Le ministère du Travail et de la Sécurité sociale (MINTSS) a arrêté, ce 16 Décembre, le temps de l’évaluation et de la projection. Réunis au grand amphithéâtre de l’ENAM, responsables centraux et déconcentrés, partenaires sociaux, dirigeants d’organismes sous tutelle et institutions partenaires ont pris part à la Conférence annuelle 2025, présidée par le ministre Grégoire OWONA, autour de la performance du sous-secteur Travail et Sécurité sociale.

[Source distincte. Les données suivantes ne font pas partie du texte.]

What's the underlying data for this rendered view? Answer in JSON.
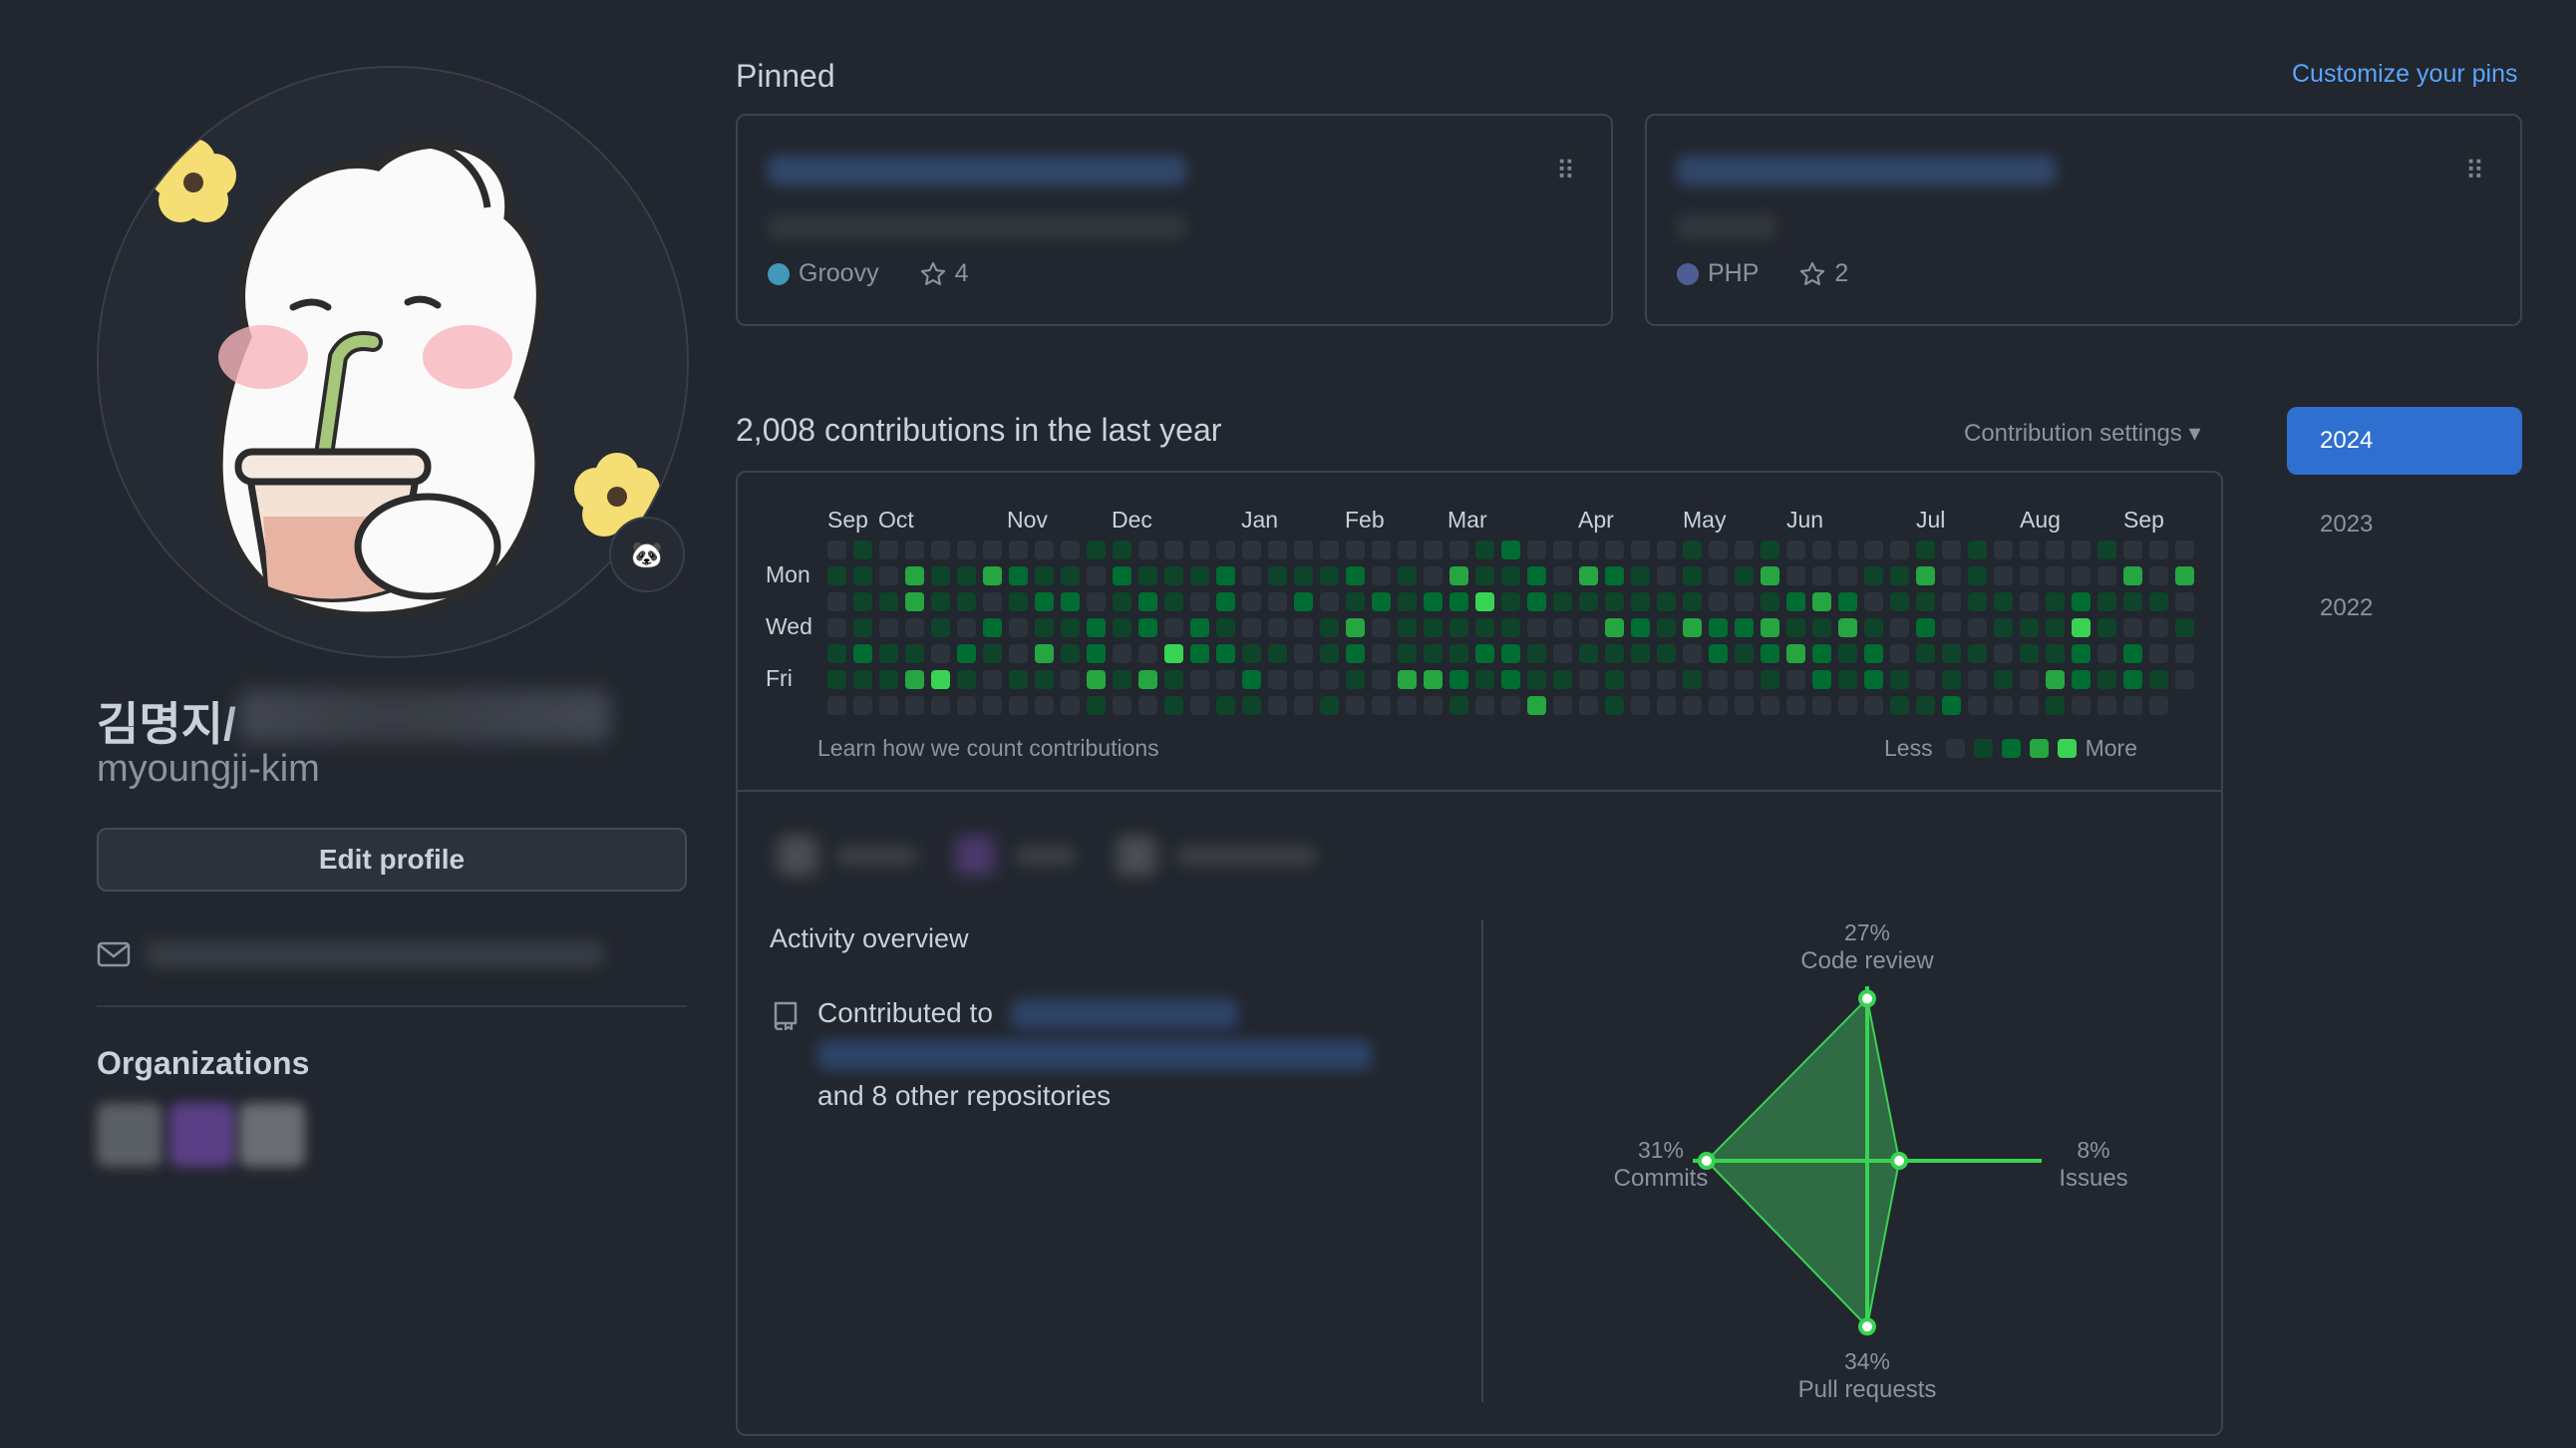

Dans un contexte de profondes mutations du monde du travail, le ministre a dressé un bilan jugé globalement satisfaisant. Au cœur des avancées, la sécurité sociale. La dématérialisation progressive des procédures à la Caisse nationale de prévoyance sociale (CNPS) a permis l’enrôlement de plus de 50 000 nouveaux assurés, tandis que le renforcement des commissions régionales du contentieux a contribué à une meilleure protection des droits des cotisants. L’extension de la couverture sociale s’est également poursuivie à travers la promotion du mouvement mutualiste, avec l’appui du Bureau international du Travail, en perspective de la création d’une caisse dédiée aux personnels de l’État.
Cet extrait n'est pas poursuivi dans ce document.